What happens, however, is that a present table entry is created for
last and, because we’re saying to copy the element before last,
we’re copying data that is already present on the device (which is defined
as not copying any additional data). With this change, both first
and last will use device addresses and will be relative to the same
base address.
Note: As-written this code assumes that the data clauses are evaluated from left to right, which is not strictly required. If processed from right to left the overlap between the two regions would likely result in a partially present error, since some of the memory already exists in the present table. At the time of writing OpenACC 3.4 is the current version and defining more tightly the order of operations to prevent this issue is a deferred topic.
Case Study - Optimize Data Locality
By the end of the last chapter we had moved the main computational loops of
our example code and, in doing so, introduced a significant amount of implicit
data transfers. The performance profile for our code shows that for each
iteration the A and Anew arrays are being copied back and forth between the
host and device, four times for the parallel loop version and twice for
the kernels version. Given that the values for these arrays are not needed
until after the answer has converged, let’s add a data region around the
convergence loop. Additionally, we’ll need to specify how the arrays should be
managed by this data region. Both the initial and final values for the A
array are required, so that array will require a copy data clause. The
results in the Anew array, however, are only used within this section of
code, so a create clause will be used for it. The resulting code is shown
below.
Note: The changes required during this step are the same for both versions of
the code, so only the parallel loop version will be shown.
#pragma acc data copy(A[:n][:m]) create(Anew[:n][:m])
while ( error > tol && iter < iter_max )
{
error = 0.0;
#pragma acc parallel loop reduction(max:error)
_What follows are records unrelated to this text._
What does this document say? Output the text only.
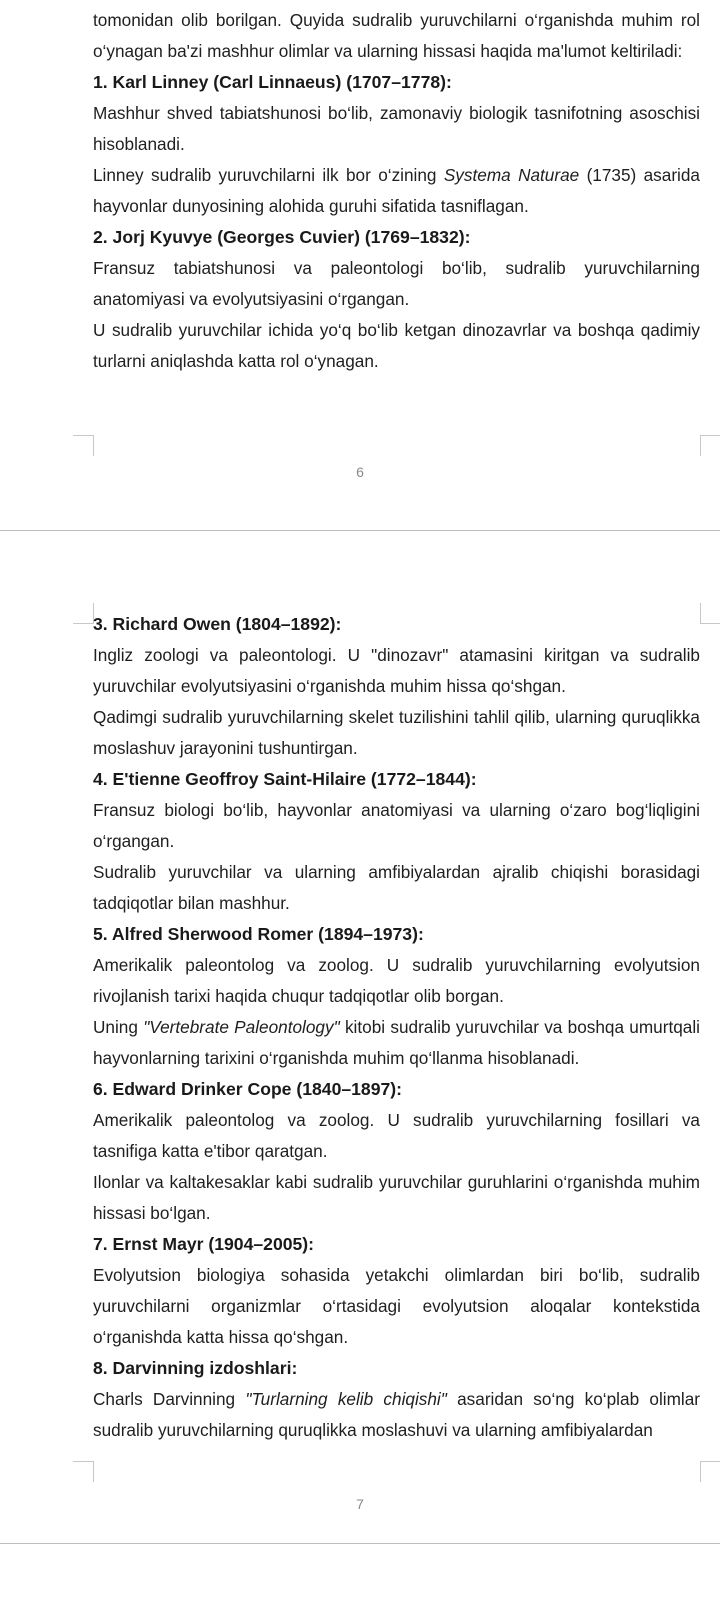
tomonidan olib borilgan. Quyida sudralib yuruvchilarni o‘rganishda muhim rol o‘ynagan ba'zi mashhur olimlar va ularning hissasi haqida ma'lumot keltiriladi:

1. Karl Linney (Carl Linnaeus) (1707–1778):

Mashhur shved tabiatshunosi bo‘lib, zamonaviy biologik tasnifotning asoschisi hisoblanadi.

Linney sudralib yuruvchilarni ilk bor o‘zining Systema Naturae (1735) asarida hayvonlar dunyosining alohida guruhi sifatida tasniflagan.

2. Jorj Kyuvye (Georges Cuvier) (1769–1832):

Fransuz tabiatshunosi va paleontologi bo‘lib, sudralib yuruvchilarning anatomiyasi va evolyutsiyasini o‘rgangan.

U sudralib yuruvchilar ichida yo‘q bo‘lib ketgan dinozavrlar va boshqa qadimiy turlarni aniqlashda katta rol o‘ynagan.

6
3. Richard Owen (1804–1892):

Ingliz zoologi va paleontologi. U "dinozavr" atamasini kiritgan va sudralib yuruvchilar evolyutsiyasini o‘rganishda muhim hissa qo‘shgan.

Qadimgi sudralib yuruvchilarning skelet tuzilishini tahlil qilib, ularning quruqlikka moslashuv jarayonini tushuntirgan.

4. E'tienne Geoffroy Saint-Hilaire (1772–1844):

Fransuz biologi bo‘lib, hayvonlar anatomiyasi va ularning o‘zaro bog‘liqligini o‘rgangan.

Sudralib yuruvchilar va ularning amfibiyalardan ajralib chiqishi borasidagi tadqiqotlar bilan mashhur.

5. Alfred Sherwood Romer (1894–1973):

Amerikalik paleontolog va zoolog. U sudralib yuruvchilarning evolyutsion rivojlanish tarixi haqida chuqur tadqiqotlar olib borgan.

Uning "Vertebrate Paleontology" kitobi sudralib yuruvchilar va boshqa umurtqali hayvonlarning tarixini o‘rganishda muhim qo‘llanma hisoblanadi.

6. Edward Drinker Cope (1840–1897):

Amerikalik paleontolog va zoolog. U sudralib yuruvchilarning fosillari va tasnifiga katta e'tibor qaratgan.

Ilonlar va kaltakesaklar kabi sudralib yuruvchilar guruhlarini o‘rganishda muhim hissasi bo‘lgan.

7. Ernst Mayr (1904–2005):

Evolyutsion biologiya sohasida yetakchi olimlardan biri bo‘lib, sudralib yuruvchilarni organizmlar o‘rtasidagi evolyutsion aloqalar kontekstida o‘rganishda katta hissa qo‘shgan.

8. Darvinning izdoshlari:

Charls Darvinning "Turlarning kelib chiqishi" asaridan so‘ng ko‘plab olimlar sudralib yuruvchilarning quruqlikka moslashuvi va ularning amfibiyalardan

7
for( int j = 1; j < n-1; j++)
{
#pragma acc loop reduction(max:error)
for( int i = 1; i < m-1; i++ )
{
Anew[j][i] = 0.25 * ( A[j][i+1] + A[j][i-1]
+ A[j-1][i] + A[j+1][i]);
error = fmax( error, fabs(Anew[j][i] - A[j][i]));
}
}
#pragma acc parallel loop
for( int j = 1; j < n-1; j++)
{
#pragma acc loop
for( int i = 1; i < m-1; i++ )
{
A[j][i] = Anew[j][i];
}
}
if(iter % 100 == 0) printf("%5d, %0.6f\n", iter, error);
iter++;
}
!$acc data copy(A) create(Anew)
do while ( error .gt. tol .and. iter .lt. iter_max )
error=0.0_fp_kind
!$acc parallel loop reduction(max:error)
do j=1,m-2
!$acc loop reduction(max:error)
do i=1,n-2
A(i,j) = 0.25_fp_kind * ( Anew(i+1,j ) + Anew(i-1,j ) + &
Anew(i ,j-1) + Anew(i ,j+1) )
error = max( error, abs(A(i,j) - Anew(i,j)) )
end do
end do
!$acc parallel loop
do j=1,m-2
!$acc loop
do i=1,n-2
A(i,j) = Anew(i,j)
end do
end do
if(mod(iter,100).eq.0 ) write(*,'(i5,f10.6)'), iter, error
iter = iter + 1
end do
!$acc end data
With this change, only the value computed for the maximum error, which is
required by the convergence loop, is copied from the device every iteration.
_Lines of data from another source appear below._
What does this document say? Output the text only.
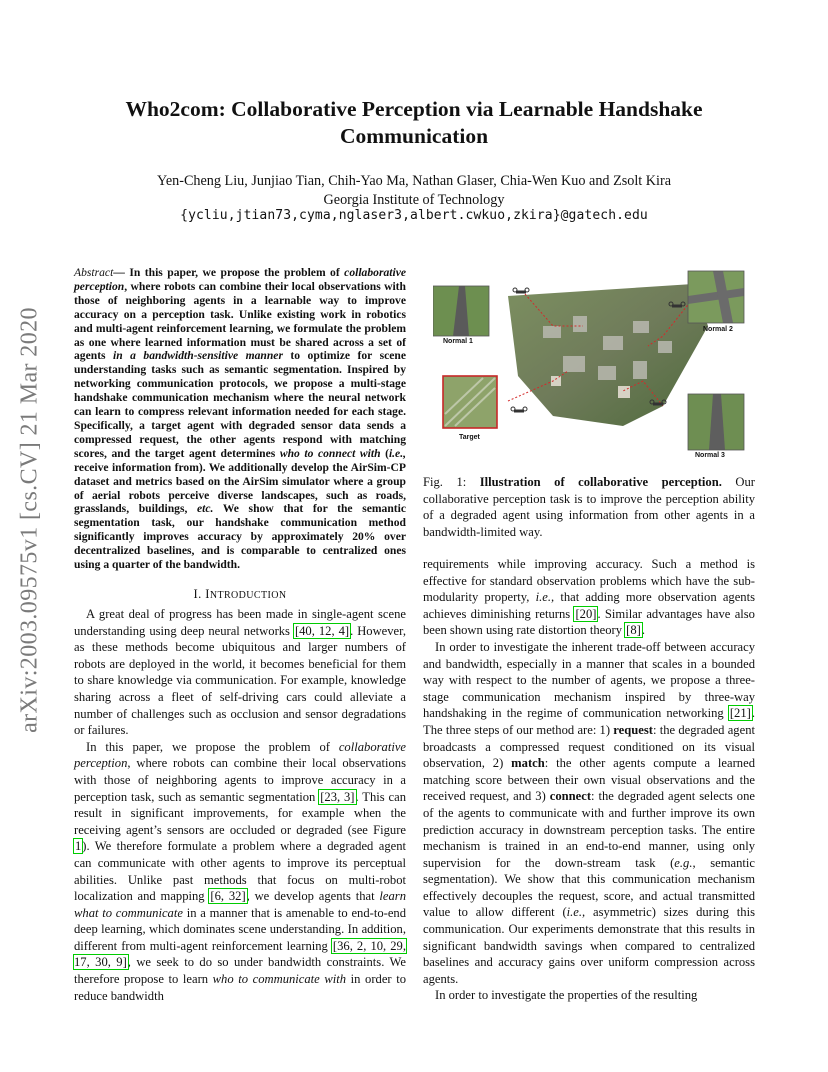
Who2com: Collaborative Perception via Learnable Handshake
Communication
Yen-Cheng Liu, Junjiao Tian, Chih-Yao Ma, Nathan Glaser, Chia-Wen Kuo and Zsolt Kira
Georgia Institute of Technology
{ycliu,jtian73,cyma,nglaser3,albert.cwkuo,zkira}@gatech.edu
arXiv:2003.09575v1 [cs.CV] 21 Mar 2020
Abstract— In this paper, we propose the problem of collaborative perception, where robots can combine their local observations with those of neighboring agents in a learnable way to improve accuracy on a perception task. Unlike existing work in robotics and multi-agent reinforcement learning, we formulate the problem as one where learned information must be shared across a set of agents in a bandwidth-sensitive manner to optimize for scene understanding tasks such as semantic segmentation. Inspired by networking communication protocols, we propose a multi-stage handshake communication mechanism where the neural network can learn to compress relevant information needed for each stage. Specifically, a target agent with degraded sensor data sends a compressed request, the other agents respond with matching scores, and the target agent determines who to connect with (i.e., receive information from). We additionally develop the AirSim-CP dataset and metrics based on the AirSim simulator where a group of aerial robots perceive diverse landscapes, such as roads, grasslands, buildings, etc. We show that for the semantic segmentation task, our handshake communication method significantly improves accuracy by approximately 20% over decentralized baselines, and is comparable to centralized ones using a quarter of the bandwidth.
I. INTRODUCTION

A great deal of progress has been made in single-agent scene understanding using deep neural networks [40, 12, 4]. However, as these methods become ubiquitous and larger numbers of robots are deployed in the world, it becomes beneficial for them to share knowledge via communication. For example, knowledge sharing across a fleet of self-driving cars could alleviate a number of challenges such as occlusion and sensor degradations or failures.

In this paper, we propose the problem of collaborative perception, where robots can combine their local observations with those of neighboring agents to improve accuracy in a perception task, such as semantic segmentation [23, 3]. This can result in significant improvements, for example when the receiving agent’s sensors are occluded or degraded (see Figure 1). We therefore formulate a problem where a degraded agent can communicate with other agents to improve its perceptual abilities. Unlike past methods that focus on multi-robot localization and mapping [6, 32], we develop agents that learn what to communicate in a manner that is amenable to end-to-end deep learning, which dominates scene understanding. In addition, different from multi-agent reinforcement learning [36, 2, 10, 29, 17, 30, 9], we seek to do so under bandwidth constraints. We therefore propose to learn who to communicate with in order to reduce bandwidth

Normal 1
Normal 2
Target
Normal 3
Fig. 1: Illustration of collaborative perception. Our collaborative perception task is to improve the perception ability of a degraded agent using information from other agents in a bandwidth-limited way.

requirements while improving accuracy. Such a method is effective for standard observation problems which have the sub-modularity property, i.e., that adding more observation agents achieves diminishing returns [20]. Similar advantages have also been shown using rate distortion theory [8].

In order to investigate the inherent trade-off between accuracy and bandwidth, especially in a manner that scales in a bounded way with respect to the number of agents, we propose a three-stage communication mechanism inspired by three-way handshaking in the regime of communication networking [21]. The three steps of our method are: 1) request: the degraded agent broadcasts a compressed request conditioned on its visual observation, 2) match: the other agents compute a learned matching score between their own visual observations and the received request, and 3) connect: the degraded agent selects one of the agents to communicate with and further improve its own prediction accuracy in downstream perception tasks. The entire mechanism is trained in an end-to-end manner, using only supervision for the down-stream task (e.g., semantic segmentation). We show that this communication mechanism effectively decouples the request, score, and actual transmitted value to allow different (i.e., asymmetric) sizes during this communication. Our experiments demonstrate that this results in significant bandwidth savings when compared to centralized baselines and accuracy gains over uniform compression across agents.

In order to investigate the properties of the resulting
The A and Anew arrays will remain local to the device through the extent of
this calculation. Using the NVIDIA NSight Systems again, we see that each
data transfers now only occur at the beginning and end of the data region and
that the time between each iterations is much less.

Looking at the final performance of this code, we see that the time for the
OpenACC code on a GPU is now much faster than even the best threaded CPU code.
Although only the parallel loop version is shown in the performance graph,
the kernels version performs equally well once the data region has been
added.

This ends the Jacobi Iteration case study. The simplicity of this implementation generally shows very good speed-ups with OpenACC, often leaving little potential for further improvement. The reader should feel encouraged, however, to revisit this code to see if further improvements are possible on the device of interest to them.